Boston Conservatory Marks 150 Years
On May 9, members of the Boston Conservatory at Berklee community packed Boston’s Symphony Hall for a gala celebration of the conservatory’s 150th anniversary. There is much to celebrate. Founded just two years after the end of the Civil War, the conservatory’s history lists a number or firsts. To name a few, it was the first conservatory in America to admit African Americans and women. It established the country’s first grand opera department in 1920. The institution was first to offer degrees in music education in 1940, and it was the first to establish an innovative dance division providing instruction in ballet and modern dance in 1943.
Award-winning Scottish-American actor, singer, and performer Alan Cumming served as the evening’s master of ceremonies and introduced program segments. The program highlighted the conservatory’s three divisions: music, dance, and theater. Faculty conductor Bruce Hangen led the orchestra in the opener, the Johann Strauss II chestnut “The Blue Danube,” first performed in 1867, the year that the conservatory opened its doors. Also in this segment were a rapturous reading of Jules Massenet’s “Meditation de Thaïs” by faculty violinist Markus Placci and pianist Ya-Fei Chuang, an aria from Igor Stravinsky’s opera The Rake’s Progress performed by soprano Vanessa Becerra and the orchestra, and four faculty members playing the energetic Rondo from Piano Quartet No. 1 by Johannes Brahms.
The dance division offered works in diverse styles.

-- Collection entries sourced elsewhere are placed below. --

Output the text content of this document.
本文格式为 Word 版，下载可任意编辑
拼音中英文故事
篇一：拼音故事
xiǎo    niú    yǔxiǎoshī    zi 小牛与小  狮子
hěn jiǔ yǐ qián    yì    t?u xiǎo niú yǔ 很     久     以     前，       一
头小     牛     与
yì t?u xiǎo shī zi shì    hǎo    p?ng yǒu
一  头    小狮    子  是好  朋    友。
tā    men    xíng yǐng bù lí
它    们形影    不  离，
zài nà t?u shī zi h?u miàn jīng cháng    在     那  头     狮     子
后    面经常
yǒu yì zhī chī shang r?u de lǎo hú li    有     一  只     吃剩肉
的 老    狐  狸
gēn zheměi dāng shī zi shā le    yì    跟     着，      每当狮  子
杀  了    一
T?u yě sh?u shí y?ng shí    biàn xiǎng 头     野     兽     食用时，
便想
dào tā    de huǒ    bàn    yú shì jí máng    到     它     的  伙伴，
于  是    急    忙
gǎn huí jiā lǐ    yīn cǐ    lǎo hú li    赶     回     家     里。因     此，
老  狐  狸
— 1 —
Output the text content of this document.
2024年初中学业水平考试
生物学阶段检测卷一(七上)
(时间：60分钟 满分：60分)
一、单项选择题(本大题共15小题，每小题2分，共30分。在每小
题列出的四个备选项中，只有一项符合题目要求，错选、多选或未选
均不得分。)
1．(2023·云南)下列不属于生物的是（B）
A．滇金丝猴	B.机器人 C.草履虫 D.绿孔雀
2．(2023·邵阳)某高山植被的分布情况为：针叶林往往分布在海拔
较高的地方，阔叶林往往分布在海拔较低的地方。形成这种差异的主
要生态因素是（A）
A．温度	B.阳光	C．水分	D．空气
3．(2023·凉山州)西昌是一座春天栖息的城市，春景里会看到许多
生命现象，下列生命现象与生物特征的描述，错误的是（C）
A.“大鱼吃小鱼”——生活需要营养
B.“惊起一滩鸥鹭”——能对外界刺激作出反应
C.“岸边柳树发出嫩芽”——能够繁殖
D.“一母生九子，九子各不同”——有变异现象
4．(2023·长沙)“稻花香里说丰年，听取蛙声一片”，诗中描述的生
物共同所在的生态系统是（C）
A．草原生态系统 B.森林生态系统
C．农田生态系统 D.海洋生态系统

Students Marquis Floyd and Mariana Zschoerper represented ballet elegantly with the “Pas de Deux” from Ludwig Minkus’s Don Quixote. An ensemble of 18 students danced expressively to a portion of Max Richter’s electronic piece, Deep. Faculty member Kurt Douglas was the solo dancer in Franz Schubert’s 19th century lied “Gretchen am Spinnrade,” with 20th century choreography by José Limon.
Members of the musical theater class of 2020 sang and danced to “Trolley Song” from Meet Me in Saint Louis, and “Brand New Me” from the musical 13, with accompaniment from a trio of piano, electric bass, and drums. Alumna Alysha Umphress, who has had roles in top Broadway shows, sang “Boy Next Door” from Meet Me in Saint Louis.
Cumming closed the program by singing a mashup of the pop songs “The Edge of Glory,” “Someone Like You,” and “Firework” plus an original song, “Last Day on Earth,” with vocal backing from the musical theater class of 2017.
Roger Brown then took the podium to introduce retiring conservatory president Richard Ortner, the institution’s eighth president who has held the post for the past 18 years. Brown praised Ortner for his “thoughtful, visionary, and courageous leadership.” Ortner in turn presented Cumming with an honorary doctor of music degree.
“We call these honorary degrees,” Ortner said, “but the earning takes place out in the wide world. We all know that music, theater, and dance are alchemy, and the best practitioners of these arts are wizards of a very high order. Alan is surely one of those wizards.” Ortner listed many of Cumming’s achievements and honors, including his being named an officer of the British Empire. “But one thing is conspicuously lacking,” Ortner added: “a degree from Boston Conservatory at Berklee. We’ll remedy that now and bestow upon you the degree of doctor of arts honors causa.”
In his acceptance remarks, Cumming said, “As someone who comes from a conservatory background myself, I really appreciate this honor. I understand the value of this kind of education. I’m really heartened by the way this institution encourages others to go out into the field and engage with others and tell stories.” Cumming also congratulated Ortner on his retirement, stating, “Your presence will be greatly missed and your legacy long lasting.” The evening was topped off with the showing of a video portraying many highlights from Ortner’s presidency as the full orchestra and chorus performed Stephen Sondheim’s uplifting number “Sunday” from Sunday in the Park with George.
Among Ortner’s many achievements as president were his push for the conservatory to become a leader in the field of special-needs music teacher training and creating unique programs focused on music and autism. He also secured funds to renovate the conservatory’s Hemenway Street theater, and continued with the construction a 20,000-square-foot studio building on Ipswich Street, raising a total of more than $50 million dollars. Alluding to the merger of Boston Conservatory with Berklee, Roger Brown stated, “Together, we’re going to make the next 150 years even better than the last.”